Evviva. Se c’è qualcuno che in questo Paese fa qualcosa di economicamente coerente sono proprio i falsari di Napoli che invadono il mercato di euro contraffatti. Infatti sono gli unici che fanno ciò che si dovrebbe fare, ma che purtroppo è impossibile fare all’interno dell’eurozona, vale a dire usare la leva monetaria per stimolare la crescita: e lo fanno concretamente a forza di piccoli e medi tagli che – se sottratti all’asfittico sistema criminale – avrebbero un effetto più benefico rispetto ai 300 miliardi di pura fantasia spacciati da Juncker e sniffati dai media di regime che ormai si accontentano di merce scadente e tagliata male. Di pessimi stupefacenti.

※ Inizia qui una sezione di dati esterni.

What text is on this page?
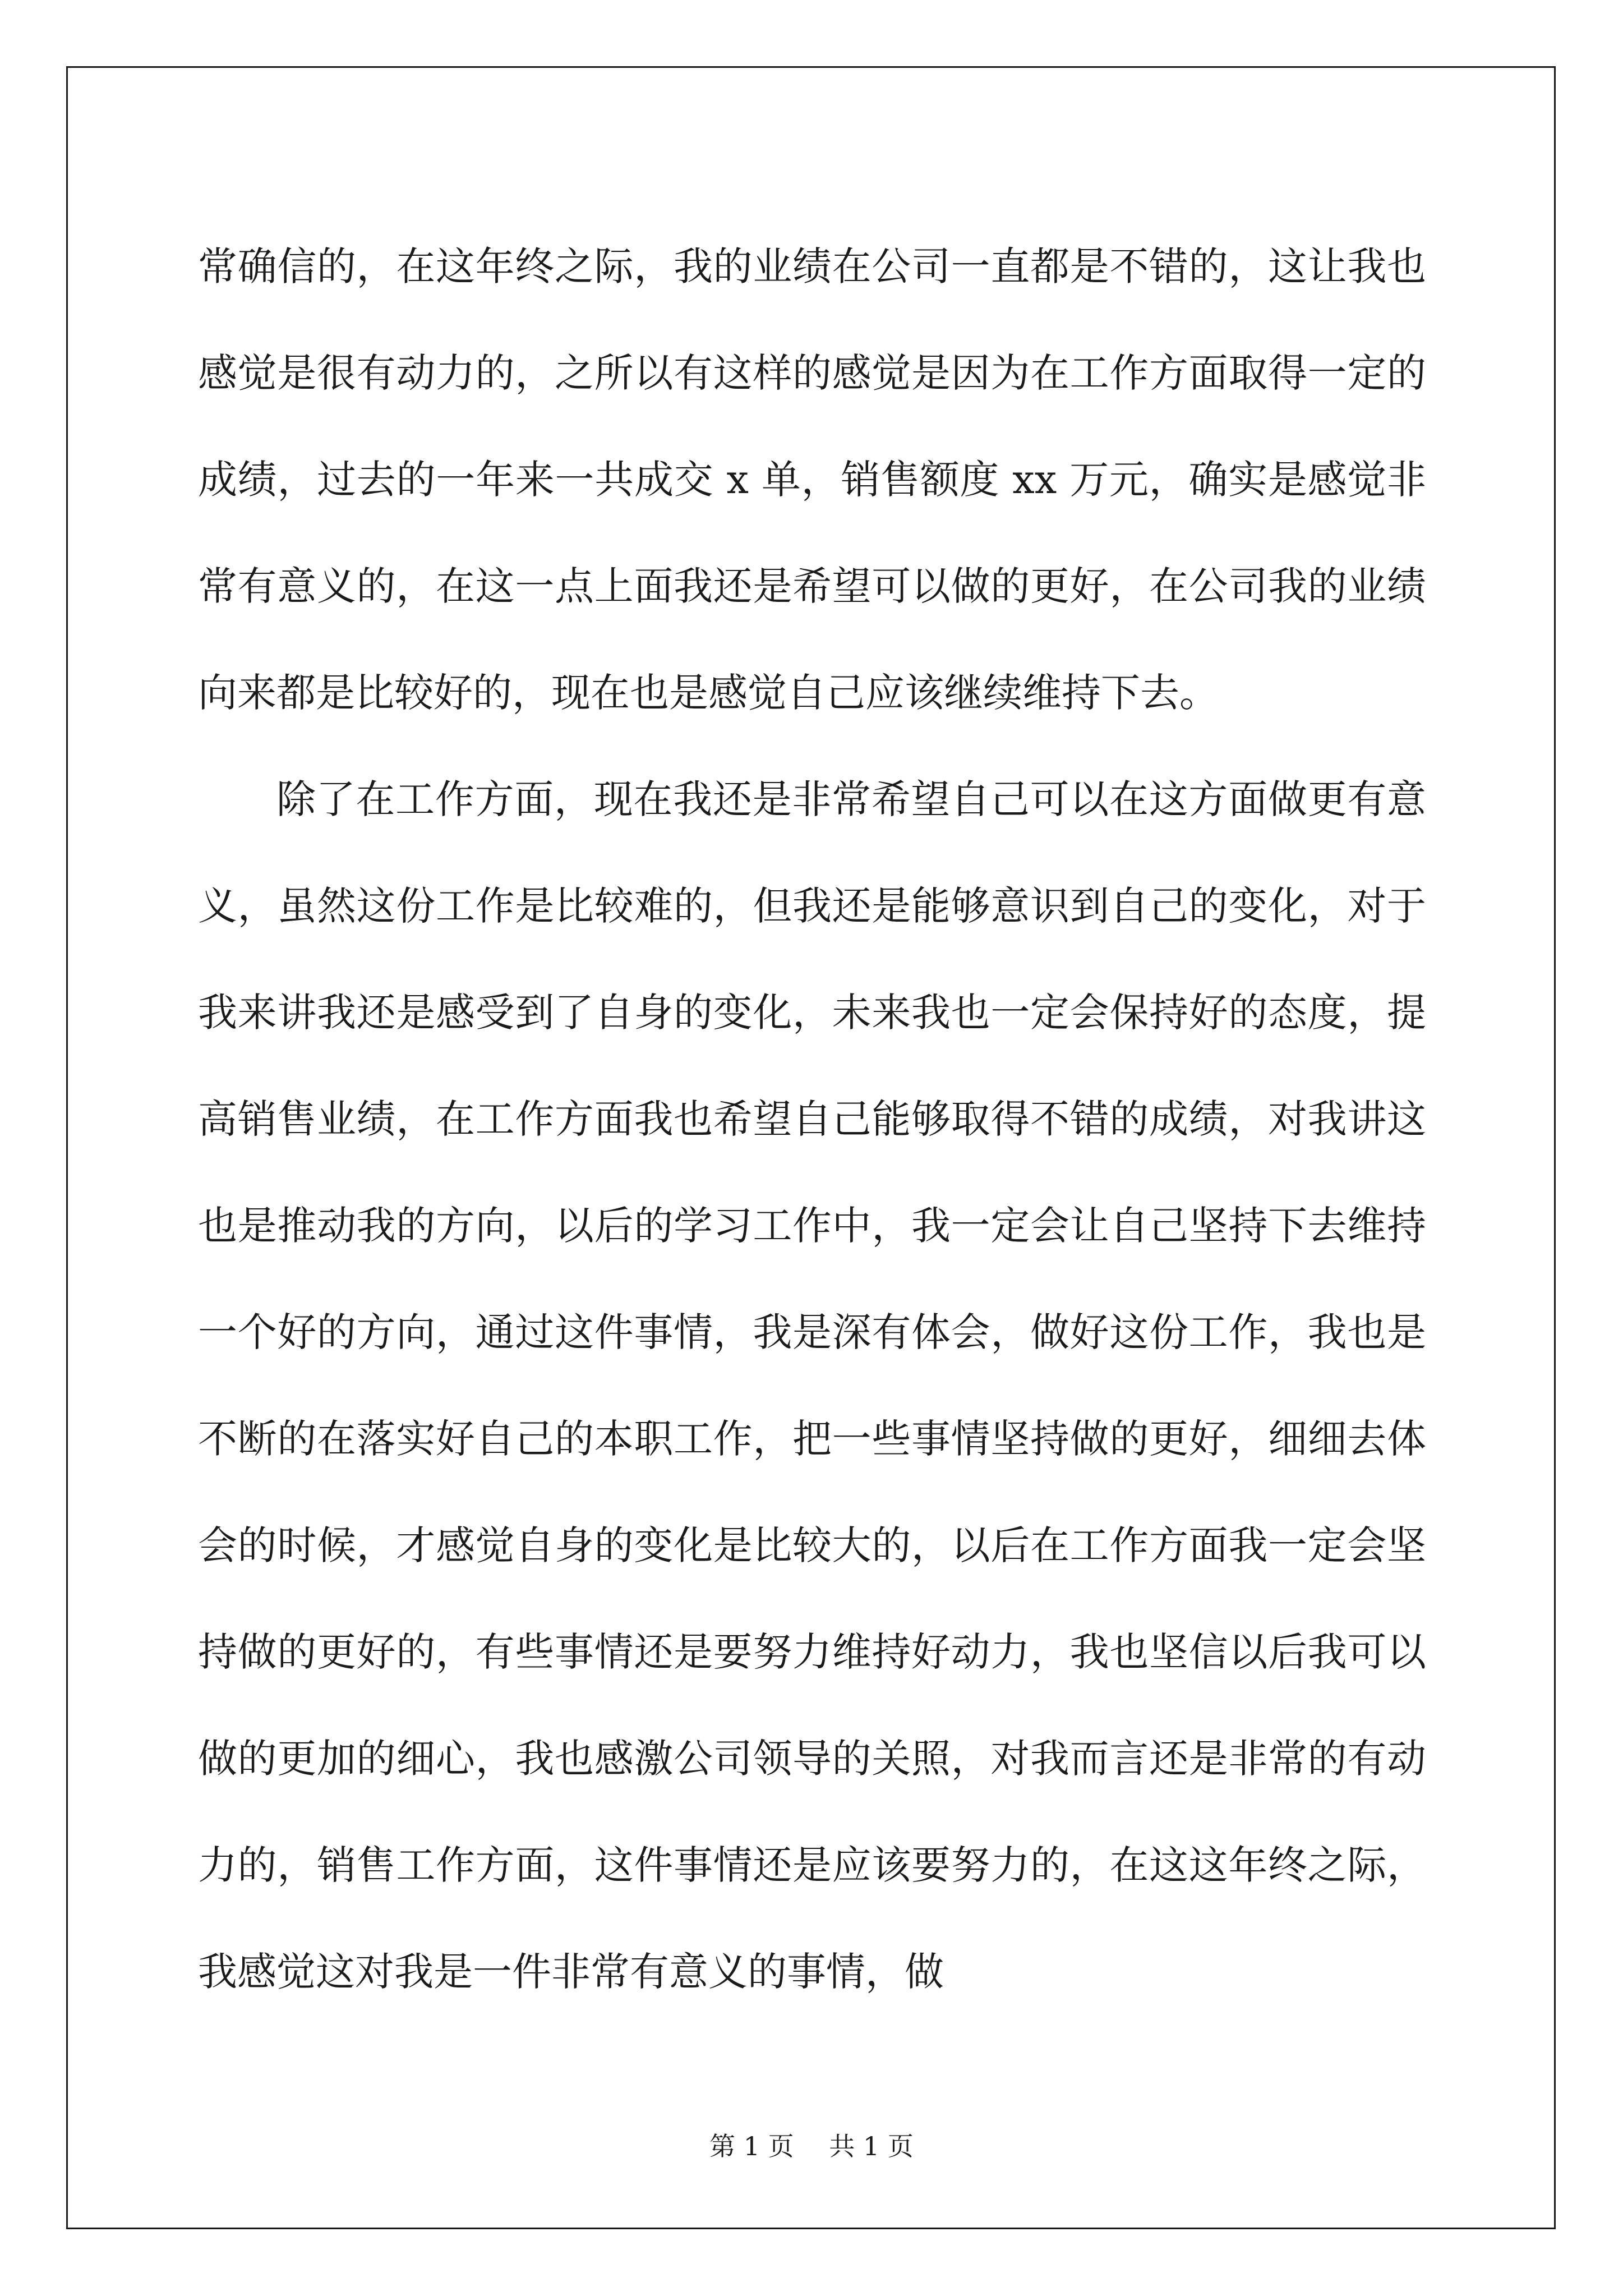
常确信的，在这年终之际，我的业绩在公司一直都是不错的，这让我也感觉是很有动力的，之所以有这样的感觉是因为在工作方面取得一定的成绩，过去的一年来一共成交 x 单，销售额度 xx 万元，确实是感觉非常有意义的，在这一点上面我还是希望可以做的更好，在公司我的业绩向来都是比较好的，现在也是感觉自己应该继续维持下去。

除了在工作方面，现在我还是非常希望自己可以在这方面做更有意义，虽然这份工作是比较难的，但我还是能够意识到自己的变化，对于我来讲我还是感受到了自身的变化，未来我也一定会保持好的态度，提高销售业绩，在工作方面我也希望自己能够取得不错的成绩，对我讲这也是推动我的方向，以后的学习工作中，我一定会让自己坚持下去维持一个好的方向，通过这件事情，我是深有体会，做好这份工作，我也是不断的在落实好自己的本职工作，把一些事情坚持做的更好，细细去体会的时候，才感觉自身的变化是比较大的，以后在工作方面我一定会坚持做的更好的，有些事情还是要努力维持好动力，我也坚信以后我可以做的更加的细心，我也感激公司领导的关照，对我而言还是非常的有动力的，销售工作方面，这件事情还是应该要努力的，在这这年终之际，我感觉这对我是一件非常有意义的事情，做

第 1 页 共 1 页
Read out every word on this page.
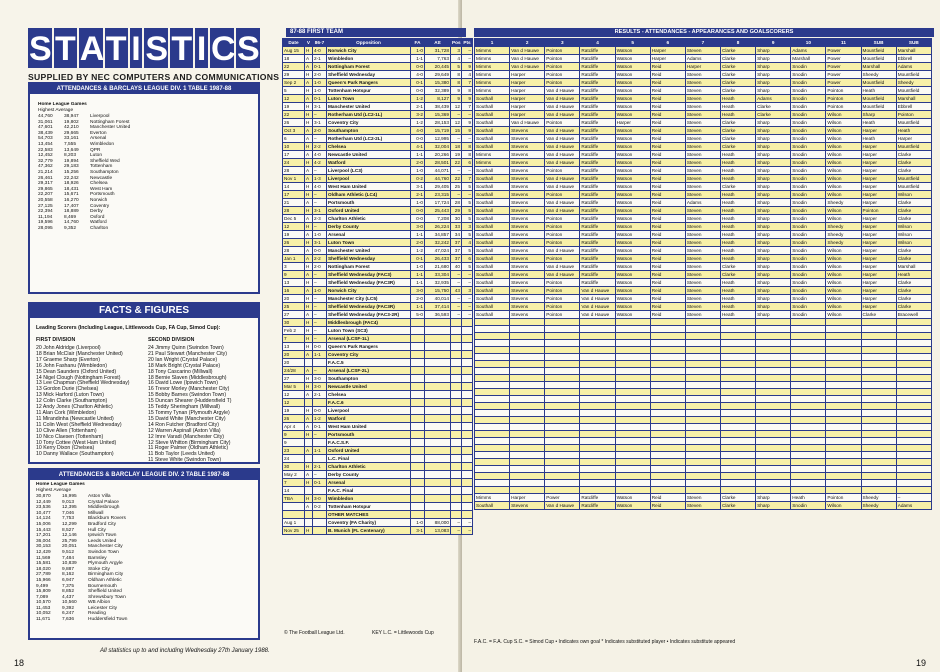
S T A T I S T I C S
SUPPLIED BY NEC COMPUTERS AND COMMUNICATIONS
ATTENDANCES & BARCLAYS LEAGUE DIV. 1 TABLE 1987-88
Home League Games
Highest Average
44,760	38,947	Liverpool
31,061	19,802	Nottingham Forest
47,601	42,210	Manchester United
38,439	29,665	Everton
54,703	33,161	Arsenal
13,454	7,555	Wimbledon
22,583	13,649	QPR
12,452	8,203	Luton
32,779	19,894	Sheffield Wed
47,362	29,183	Tottenham
21,214	15,256	Southampton
26,461	22,242	Newcastle
29,317	18,926	Chelsea
29,865	18,431	West Ham
22,207	15,671	Portsmouth
20,558	16,270	Norwich
27,125	17,407	Coventry
22,394	18,889	Derby
11,194	8,469	Oxford
19,596	14,760	Watford
28,095	9,352	Charlton
FACTS & FIGURES
Leading Scorers (Including League, Littlewoods Cup, FA Cup, Simod Cup):
FIRST DIVISION	SECOND DIVISION
20 John Aldridge (Liverpool)
18 Brian McClair (Manchester United)
17 Graeme Sharp (Everton)
16 John Fashanu (Wimbledon)
15 Dean Saunders (Oxford United)
14 Nigel Clough (Nottingham Forest)
13 Lee Chapman (Sheffield Wednesday)
13 Gordon Durie (Chelsea)
13 Mick Harford (Luton Town)
12 Colin Clarke (Southampton)
12 Andy Jones (Charlton Athletic)
11 Alan Cork (Wimbledon)
11 Mirandinha (Newcastle United)
11 Colin West (Sheffield Wednesday)
10 Clive Allen (Tottenham)
10 Nico Claesen (Tottenham)
10 Tony Cottee (West Ham United)
10 Kerry Dixon (Chelsea)
10 Danny Wallace (Southampton)
24 Jimmy Quinn (Swindon Town)
21 Paul Stewart (Manchester City)
20 Ian Wright (Crystal Palace)
18 Mark Bright (Crystal Palace)
18 Tony Cascarino (Millwall)
18 Bernie Slaven (Middlesbrough)
16 David Lowe (Ipswich Town)
16 Trevor Morley (Manchester City)
15 Bobby Barnes (Swindon Town)
15 Duncan Shearer (Huddersfield T)
15 Teddy Sheringham (Millwall)
15 Tommy Tynan (Plymouth Argyle)
15 David White (Manchester City)
14 Ron Futcher (Bradford City)
12 Warren Aspinall (Aston Villa)
12 Imre Varadi (Manchester City)
12 Steve Whitton (Birmingham City)
11 Roger Palmer (Oldham Athletic)
11 Bob Taylor (Leeds United)
11 Steve White (Swindon Town)
ATTENDANCES & BARCLAY LEAGUE DIV. 2 TABLE 1987-88
Home League Games
Highest Average
30,870	16,995	Aston Villa
12,449	9,013	Crystal Palace
23,536	12,395	Middlesbrough
10,477	7,046	Millwall
14,124	7,753	Blackburn Rovers
15,006	12,299	Bradford City
15,443	8,527	Hull City
17,201	12,146	Ipswich Town
36,004	25,799	Leeds United
30,153	20,051	Manchester City
12,429	9,512	Swindon Town
11,569	7,484	Barnsley
15,581	10,839	Plymouth Argyle
18,020	9,887	Stoke City
27,789	8,162	Birmingham City
15,966	6,947	Oldham Athletic
9,499	7,375	Bournemouth
15,809	8,852	Sheffield United
7,089	4,437	Shrewsbury Town
10,570	10,560	WB Albion
11,453	9,392	Leicester City
10,052	6,247	Reading
11,671	7,636	Huddersfield Town
All statistics up to and including Wednesday 27th January 1988.
18
87-88 FIRST TEAM	RESULTS - ATTENDANCES - APPEARANCES AND GOALSCORERS
F.A.C. = F.A. Cup S.C. = Simod Cup • Indicates own goal * Indicates substituted player • Indicates substitute appeared
19
Date	V	86-7	Opposition	FA	Att	Pos	Pts
Aug 15	H	4-0	Norwich City	1-0	31,728	3	–
18	A	2-1	Wimbledon	1-1	7,763	4	–
22	A	0-1	Nottingham Forest	0-0	20,445	5	9
29	H	2-0	Sheffield Wednesday	4-0	29,649	8	4
Sep 2	A	1-0	Queen's Park Rangers	0-1	15,380	8	7
5	H	1-0	Tottenham Hotspur	0-0	32,389	9	8
12	A	0-1	Luton Town	1-2	8,127	9	9
19	H	3-1	Manchester United	2-1	38,439	12	7
22	H	–	Rotherham Utd (LC2-1L)	3-2	15,369	–	–
26	H	3-1	Coventry City	1-2	28,153	12	9
Oct 3	A	2-0	Southampton	4-0	15,719	15	9
6	A	–	Rotherham Utd (LC2-2L)	0-0	12,995	–	–
10	H	2-2	Chelsea	4-1	32,004	18	8
17	A	4-0	Newcastle United	1-1	20,266	19	8
24	H	4-2	Watford	2-0	28,501	22	6
28	A	–	Liverpool (LC3)	1-0	44,071	–	–
Nov 1	A	1-3	Liverpool	0-2	44,760	22	7
14	H	4-0	West Ham United	3-1	29,405	25	5
17	H	–	Oldham Athletic (LC4)	2-1	23,315	–	–
21	A	–	Portsmouth	1-0	17,724	28	5
28	H	3-1	Oxford United	0-0	25,443	29	5
Dec 5	A	2-3	Charlton Athletic	0-0	7,208	30	5
12	H	–	Derby County	3-0	26,224	33	3
19	A	1-0	Arsenal	1-1	34,857	34	5
26	H	3-1	Luton Town	2-0	32,242	37	4
28	A	0-0	Manchester United	1-2	47,024	37	5
Jan 1	A	2-2	Sheffield Wednesday	0-1	26,433	37	6
3	H	2-0	Nottingham Forest	1-0	21,680	40	5
9	A	–	Sheffield Wednesday (FAC3)	1-1	33,304	–	–
13	H	–	Sheffield Wednesday (FAC3R)	1-1	32,935	–	–
16	A	1-0	Norwich City	3-0	15,750	43	3
20	H	–	Manchester City (LC5)	2-0	40,014	–	–
25	H	–	Sheffield Wednesday (FAC3R)	1-1	37,414	–	–
27	A	–	Sheffield Wednesday (FAC3-2R)	5-0	36,593	–	–
30	H	–	Middlesbrough (FAC4)				
Feb 2	H	–	Luton Town (SC3)				
7	H	–	Arsenal (LCSF-1L)				
13	H	0-0	Queen's Park Rangers				
20	A	1-1	Coventry City				
20			F.A.C.5				
24/28	A	–	Arsenal (LCSF-2L)				
27	H	3-0	Southampton				
Mar 5	H	3-0	Newcastle United				
12	A	2-1	Chelsea				
12			F.A.C.6				
19	H	0-0	Liverpool				
26	A	1-2	Watford				
Apr 4	A	0-1	West Ham United				
9	H	–	Portsmouth				
9			F.A.C.S.F.				
23	A	1-1	Oxford United				
24			L.C. Final				
30	H	2-1	Charlton Athletic				
May 2	A	–	Derby County				
7	H	0-1	Arsenal				
14			F.A.C. Final				
TBA	H	3-0	Wimbledon				
	A	0-2	Tottenham Hotspur				
			OTHER MATCHES				
Aug 1			Coventry (FA Charity)	1-0	88,000	–	–
Nov 25	H		B. Munich (FL Centenary)	3-1	13,083	–	–
1	2	3	4	5	6	7	8	9	10	11	SUB	SUB
Mimms	Van d Hauwe	Pointon	Ratcliffe	Watson	Harper	Steven	Clarke	Sharp	Adams	Power	Mountfield	Marshall
Mimms	Van d Hauwe	Pointon	Ratcliffe	Watson	Harper	Adams	Clarke	Sharp	Marshall	Power	Mountfield	Ebbrell
Mimms	Van d Hauwe	Pointon	Ratcliffe	Watson	Reid	Harper	Clarke	Sharp	Snodin	Power	Marshall	Adams
Mimms	Harper	Pointon	Ratcliffe	Watson	Reid	Steven	Clarke	Sharp	Snodin	Power	Sheedy	Mountfield
Mimms	Harper	Pointon	Ratcliffe	Watson	Reid	Steven	Clarke	Sharp	Snodin	Power	Mountfield	Sheedy
Mimms	Harper	Van d Hauwe	Ratcliffe	Watson	Reid	Steven	Clarke	Sharp	Snodin	Pointon	Heath	Mountfield
Southall	Harper	Van d Hauwe	Ratcliffe	Watson	Reid	Steven	Heath	Adams	Snodin	Pointon	Mountfield	Marshall
Southall	Harper	Van d Hauwe	Ratcliffe	Watson	Reid	Steven	Heath	Clarke	Snodin	Pointon	Mountfield	Ebbrell
Southall	Harper	Van d Hauwe	Ratcliffe	Watson	Reid	Steven	Heath	Clarke	Snodin	Wilson	Sharp	Pointon
Southall	Van d Hauwe	Pointon	Ratcliffe	Harper	Reid	Steven	Clarke	Sharp	Snodin	Wilson	Heath	Mountfield
Southall	Stevens	Van d Hauwe	Ratcliffe	Watson	Reid	Steven	Clarke	Sharp	Snodin	Wilson	Harper	Heath
Southall	Stevens	Van d Hauwe	Ratcliffe	Watson	Reid	Steven	Clarke	Sharp	Snodin	Wilson	Heath	Harper
Southall	Stevens	Van d Hauwe	Ratcliffe	Watson	Reid	Steven	Clarke	Sharp	Snodin	Wilson	Harper	Mountfield
Mimms	Stevens	Van d Hauwe	Ratcliffe	Watson	Reid	Steven	Heath	Sharp	Snodin	Wilson	Harper	Clarke
Mimms	Stevens	Van d Hauwe	Ratcliffe	Watson	Reid	Steven	Heath	Sharp	Snodin	Wilson	Harper	Clarke
Southall	Stevens	Pointon	Ratcliffe	Watson	Reid	Steven	Heath	Sharp	Snodin	Wilson	Harper	Clarke
Southall	Stevens	Van d Hauwe	Ratcliffe	Watson	Reid	Steven	Heath	Sharp	Snodin	Wilson	Harper	Mountfield
Southall	Stevens	Van d Hauwe	Ratcliffe	Watson	Reid	Steven	Clarke	Sharp	Snodin	Wilson	Harper	Mountfield
Southall	Stevens	Pointon	Ratcliffe	Watson	Reid	Steven	Heath	Sharp	Snodin	Wilson	Harper	Wilson
Southall	Stevens	Van d Hauwe	Ratcliffe	Watson	Reid	Adams	Heath	Sharp	Snodin	Sheedy	Harper	Clarke
Southall	Stevens	Van d Hauwe	Ratcliffe	Watson	Reid	Steven	Heath	Sharp	Snodin	Wilson	Pointon	Clarke
Southall	Stevens	Pointon	Ratcliffe	Watson	Reid	Steven	Heath	Sharp	Snodin	Wilson	Harper	Clarke
Southall	Stevens	Pointon	Ratcliffe	Watson	Reid	Steven	Heath	Sharp	Snodin	Sheedy	Harper	Wilson
Southall	Stevens	Pointon	Ratcliffe	Watson	Reid	Steven	Heath	Sharp	Snodin	Sheedy	Harper	Wilson
Southall	Stevens	Pointon	Ratcliffe	Watson	Reid	Steven	Heath	Sharp	Snodin	Sheedy	Harper	Wilson
Southall	Stevens	Van d Hauwe	Ratcliffe	Watson	Reid	Steven	Heath	Sharp	Snodin	Wilson	Harper	Clarke
Southall	Stevens	Pointon	Ratcliffe	Watson	Reid	Steven	Heath	Sharp	Snodin	Wilson	Harper	Clarke
Southall	Stevens	Van d Hauwe	Ratcliffe	Watson	Reid	Steven	Clarke	Sharp	Snodin	Wilson	Harper	Marshall
Southall	Stevens	Van d Hauwe	Ratcliffe	Watson	Reid	Steven	Clarke	Sharp	Snodin	Wilson	Harper	Heath
Southall	Stevens	Pointon	Ratcliffe	Watson	Reid	Steven	Heath	Sharp	Snodin	Wilson	Harper	Clarke
Southall	Stevens	Pointon	Van d Hauwe	Watson	Reid	Steven	Heath	Sharp	Snodin	Wilson	Harper	Clarke
Southall	Stevens	Pointon	Van d Hauwe	Watson	Reid	Steven	Heath	Sharp	Snodin	Wilson	Harper	Clarke
Southall	Stevens	Pointon	Van d Hauwe	Watson	Reid	Steven	Heath	Sharp	Snodin	Wilson	Harper	Clarke
Southall	Stevens	Pointon	Van d Hauwe	Watson	Reid	Steven	Heath	Sharp	Snodin	Wilson	Clarke	Bracewell

Mimms	Harper	Power	Ratcliffe	Watson	Reid	Steven	Clarke	Sharp	Heath	Pointon	Sheedy	–
Southall	Stevens	Van d Hauwe	Ratcliffe	Watson	Reid	Steven	Clarke	Sharp	Snodin	Wilson	Sheedy	Adams
© The Football League Ltd.	KEY L.C. = Littlewoods Cup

Ora la cosa potrà sembrare assurdo, ma non lo è affatto perché i falsari non agiscono diversamente dalle banche: creano denaro dal nulla. La credenza popolare secondo cui la banca quando presta denaro si serve di quello depositato dai correntisti, è priva di senso e non lo dico io, ma la banca d’Inghilterra: “In pratica la creazione di denaro differisce da vari malintesi popolari: le banche non agiscono solo da intermediari, dando in prestito i depositi effettuati presso di loro… Ogni volta che una banca fa un prestito, crea allo stesso tempo un corrispondente deposito sul conto del mutuatario, creando in tal modo nuovo denaro.”

Si può interpretare il meccanismo in vari modi, ma di fatto quando accendete un mutuo la banca vi fornisce unicamente un certificato di credito che solo in percentuale minima è coperto dai depositi. Il resto, il 99% o spesso anche di più, è una pura ipotesi che sarete voi, con il lavoro a rendere eventualmente effettivo. E non basta, perché il vostro mutuo, specie se vi sono dubbi di esigibilità, verrà immesso nel beato mondo delle scommesse finanziarie,creando nuovo e ulteriore denaro dal nulla. Quindi  la banca per farvi credito spende pochi euro in carta e in tempi di lavoro, mentre almeno i falsari sono costretti a investimenti  molto più corposi in termini di progettazione, disegno, stampa e organizzazione distributiva. Insomma creano più lavoro.

Dalla fine della parità aurea in effetti è ben difficile capire quale sia la sostanza del reato: prima, quando ogni banconota o moneta, aveva un corrispondente valore in oro, stampare soldi falsi significava immettere denaro senza copertura e dunque fasullo. Oggi di certo non è più così e in realtà il reato consiste solo nel non avere l’autorizzazione ufficiale ad immettere carta moneta, perché in una certa misura tutto il denaro è falso, è un atto di fede. Anche da un punto di vista tecnico le differenze sono poche perché la banca d’Italia tramite la zecca può stampare quante banconote vuole su richiesta delle banche per la sostituzione di biglietti vecchi o danneggiati o per rifornire bancomat e cassa clienti: non esistono limiti precisi perché si ritiene che che la immissione in circolazione di banconote sia un processo indotto dalla domanda ( vedi qui dalla Gazzetta ufficiale della Bce). Però anche l’immissione di biglietti formalmente falsi è anch’essa determinata dalla domanda solo che in questo caso essa cresce con la crisi ed è dunque anticiclica, rivolta all’economia reale, mentre il sistema di stampa monetaria tarato esclusivamente sulle banche ( che lavorano in gran parte su denaro elettronico) approfondisce la crisi  perché man mano che essa morde c’è meno richiesta di contante.

Dulcis in fundo, con il conteggio nel Pil delle attività criminali, anche la fabbricazione e lo spaccio di biglietti contraffatti entra nel conto ufficiale, generando una quantità di valore riconosciuto e ufficiale forse pari a quello nominale fabbricato nelle stamperie. Certo vedere le cose sotto questo punto di vista può apparire paradossale, ma non meno delle aporie del mercato e del capitalismo finanziario che teme i piccoli spacciatori di carta moneta come il diavolo perché è esso stesso il grande falsario.